The proposed rule would implement a section of the Federal Deposit Insurance Act that prohibits such misuse and misrepresentations. The FDIC, an independent government agency that insures bank deposits and oversees major financial systems, says the rule would lay out specific processes and procedures for identifying potential violations and enforcing the law against such abuses, which are criminal offenses. 

Some of the formal enforcement actions the FDIC could take under the proposed rule include cease-and-desist orders or civil money penalties against individuals or entities.

The agency said it has seen an increasing number of individuals or entities who have abused the use of the FDIC logo or name or misrepresented deposit insurance. To address these violations, the FDIC has historically sent a letter to the responsible parties asking them for corrective action. Between 2019 and 2020, the FDIC said, the number of cases involving non-bank entities with which it reached such informal resolutions over potential violations rose by nearly 55%. 

In light of the increase, the agency wants the new rule that would include a similar informal resolution process, as well as more formal enforcement procedures and a point of contact for consumer complaints.

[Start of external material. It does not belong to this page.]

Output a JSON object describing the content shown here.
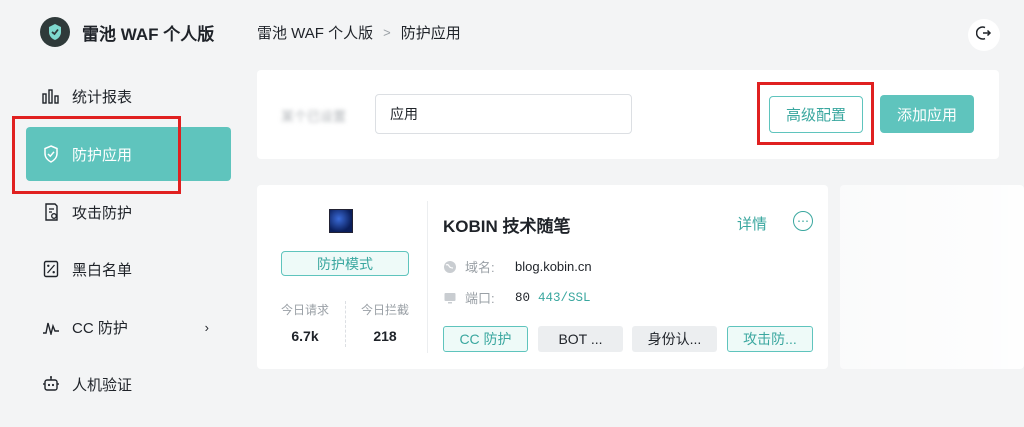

Even though the agency isn’t required by law to propose regulations to implement the section of the Act—called 18(a) (4)—it said it wants to “establish a more transparent process that will benefit all parties and would promote stability and confidence in FDIC deposit insurance and the nation’s financial system.”

The new rule would apply to all FDIC-supervised financial institutions and is open for public comment for 60 days. In the meantime, the agency encourages consumers to use its BankFind tool on its website to determine if an entity is, in fact, FDIC insured.